Es gibt elegantere Arten, um Textstellen zu markieren. Man könnte ein seidiges Lesebändchen sanft zwischen den Seiten platzieren. Leider verfügt nicht jedes Buch über diese bibliophile Sonderausstattung, und wenn, reicht es gerade mal, um eine Stelle zu markieren. Für weitere Textstellen müsste prophylaktisch jede Seite mit einem Lesebändchen versehen werden, was aber extrem unpraktisch wäre und dem Buch die Anmutung tibetanischer Gebetsflaggen verliehe. Gerade bei der Urlaubslektüre am Strand würden die Bändchen in der steifen Brise knattern. Genauso seitenschonend ist die Nutzung von Postkarten, Notizzetteln oder Kinokarten als Lesezeichen.

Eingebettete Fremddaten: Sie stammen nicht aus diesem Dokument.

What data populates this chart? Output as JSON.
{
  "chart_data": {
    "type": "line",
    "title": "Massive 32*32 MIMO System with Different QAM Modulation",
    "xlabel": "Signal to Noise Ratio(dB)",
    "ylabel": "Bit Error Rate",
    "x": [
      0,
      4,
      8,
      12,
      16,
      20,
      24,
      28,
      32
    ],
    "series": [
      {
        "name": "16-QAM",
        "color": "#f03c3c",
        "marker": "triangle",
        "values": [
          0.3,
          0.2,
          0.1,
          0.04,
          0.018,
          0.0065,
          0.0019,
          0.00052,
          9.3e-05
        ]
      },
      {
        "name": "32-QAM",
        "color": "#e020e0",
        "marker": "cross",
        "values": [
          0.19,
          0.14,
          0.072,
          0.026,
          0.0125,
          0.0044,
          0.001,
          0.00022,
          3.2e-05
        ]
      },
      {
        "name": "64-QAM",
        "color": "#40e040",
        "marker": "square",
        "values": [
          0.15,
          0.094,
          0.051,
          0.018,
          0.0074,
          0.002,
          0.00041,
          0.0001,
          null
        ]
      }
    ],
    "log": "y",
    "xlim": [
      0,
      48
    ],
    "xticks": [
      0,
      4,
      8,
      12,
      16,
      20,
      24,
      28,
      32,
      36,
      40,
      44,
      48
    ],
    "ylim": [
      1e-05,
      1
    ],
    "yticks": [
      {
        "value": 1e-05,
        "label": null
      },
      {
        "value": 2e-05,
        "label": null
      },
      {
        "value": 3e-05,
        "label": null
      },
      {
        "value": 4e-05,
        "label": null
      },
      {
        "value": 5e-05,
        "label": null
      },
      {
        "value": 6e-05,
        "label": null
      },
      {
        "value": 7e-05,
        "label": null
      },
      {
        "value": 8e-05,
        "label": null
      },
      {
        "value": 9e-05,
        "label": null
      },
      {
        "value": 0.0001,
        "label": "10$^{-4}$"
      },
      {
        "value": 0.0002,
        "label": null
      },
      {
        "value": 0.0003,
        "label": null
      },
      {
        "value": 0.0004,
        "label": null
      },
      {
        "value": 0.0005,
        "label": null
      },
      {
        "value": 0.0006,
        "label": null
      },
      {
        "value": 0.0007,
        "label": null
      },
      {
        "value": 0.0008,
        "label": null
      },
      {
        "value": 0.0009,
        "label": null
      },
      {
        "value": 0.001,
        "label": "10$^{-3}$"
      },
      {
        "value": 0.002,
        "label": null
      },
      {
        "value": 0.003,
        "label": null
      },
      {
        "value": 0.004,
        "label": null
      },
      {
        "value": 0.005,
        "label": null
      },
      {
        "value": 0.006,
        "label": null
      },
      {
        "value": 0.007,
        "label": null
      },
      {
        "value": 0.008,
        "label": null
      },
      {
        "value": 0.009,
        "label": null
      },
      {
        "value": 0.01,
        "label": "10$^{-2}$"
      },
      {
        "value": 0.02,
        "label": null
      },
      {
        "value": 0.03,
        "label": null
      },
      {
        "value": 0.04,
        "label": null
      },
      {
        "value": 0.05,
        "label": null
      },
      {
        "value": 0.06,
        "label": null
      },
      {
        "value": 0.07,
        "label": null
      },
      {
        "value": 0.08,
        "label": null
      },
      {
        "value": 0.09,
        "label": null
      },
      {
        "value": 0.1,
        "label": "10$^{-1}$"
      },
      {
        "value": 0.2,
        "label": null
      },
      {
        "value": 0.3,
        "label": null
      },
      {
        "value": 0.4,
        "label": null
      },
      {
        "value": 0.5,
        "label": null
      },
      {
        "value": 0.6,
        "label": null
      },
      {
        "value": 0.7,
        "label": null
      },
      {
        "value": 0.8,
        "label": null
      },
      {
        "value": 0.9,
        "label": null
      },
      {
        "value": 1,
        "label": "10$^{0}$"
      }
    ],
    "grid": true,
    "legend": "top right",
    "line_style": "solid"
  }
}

Wer derlei nicht zur Hand hat, muss zu einer alten Kulturtechnik greifen – dem Eselsohr, dem mutwilligen Umknicken der Seitenecke. Schon im Deutschen Wörterbuch der Gebrüder Grimm ist das Eselsohr als »folium libri complicatum«, als »Merkzeichen im gelesenen buch durch einbiegen einer blattecke« zu finden. Die Grimms bezogen sich auf den Dichter Andreas Gryphius, der in seinen Versen »drein (in Büchern) setzt er manche hand und stern und eselsohr und durchflochten band« notierte. Der rustikale Vandalismus am gedruckten Werk kann damals aber nicht allzu verbreitet gewesen sein, dafür waren die Bücher einfach zu kostbar. Eine Lutherbibel ist eben kein Unterhaltungsroman vom Wühltisch, den man am Ende des Urlaubs voller Eselsohren, mit abgeschabtem Umschlag und Sandkörnern zwischen den Kapiteln in den Koffer pfeffert. Ob Suhrkamp-Leser aus literarischem Respekt weniger zum Eselsohr neigen als Bastei-Lübbe-Leser, ist noch nicht ausreichend statistisch erhoben. Möglich wäre aber, dass es Romane aus dem unsäglichen Buchdiscountergenre »Freche Frauen« öfter trifft als Werke von Nooteboom oder Rothmann.
Die geknickte, dreieckige Papierfläche, die in Deutschland nach den akustischen Organen des Unpaarhufers »Equus asinus asinus« benannt wurde, wird im englischen Sprachraum als »dog-ear« (Hundeohr) und in Frankreich »Corne« (Horn) bezeichnet. Die Spanier halten es da weniger tierisch und sprechen schlicht von einem »Doblez« (Knick). Dieser Knick macht den Leser zum Designer und ist entsprechend eine Selbstermächtigung über die Gestaltung. Im Eselsohr lässt sich der Charakter des Knickers erkennen. Da gibt es den Vorsichtigen und Sensiblen, der mit winzigkleinen Öhrchen dem Buch nur wenig Schmerzen zufügen will. Dann wäre da der kontrollierte Pedant, der darauf achtet, dass das Papier im exakt rechten Winkel gefaltet wird und der sich in seiner Freizeit wahrscheinlich auch mit Origami beschäftigt. Der Raffinierte hingegen entwickelt ein eigenes Systemdesign für Eselsohren, um eine Ordnungsstruktur aus diversen Größen und Faltwinkeln, die nur er versteht, bei der Hand zu haben. Dem Rabiaten ist es egal, wie das Buch nach vollendeter Tätigkeit aussieht, er würde auch einem E-Book ein Eselsohr verpassen. Seine Eselsohren sind schnell und schludrig gefaltet, in steilen Winkeln und unterschiedlichsten Größen, die schnell das Viertel einer Buchseite ausmachen. Hauptsache, er findet die Stelle schnell wieder. Welcher Typ man auch ist, solange es gedruckte Bücher aus Papier gibt, gilt bis auf weiteres: Kannste knicken. Muss man aber nicht.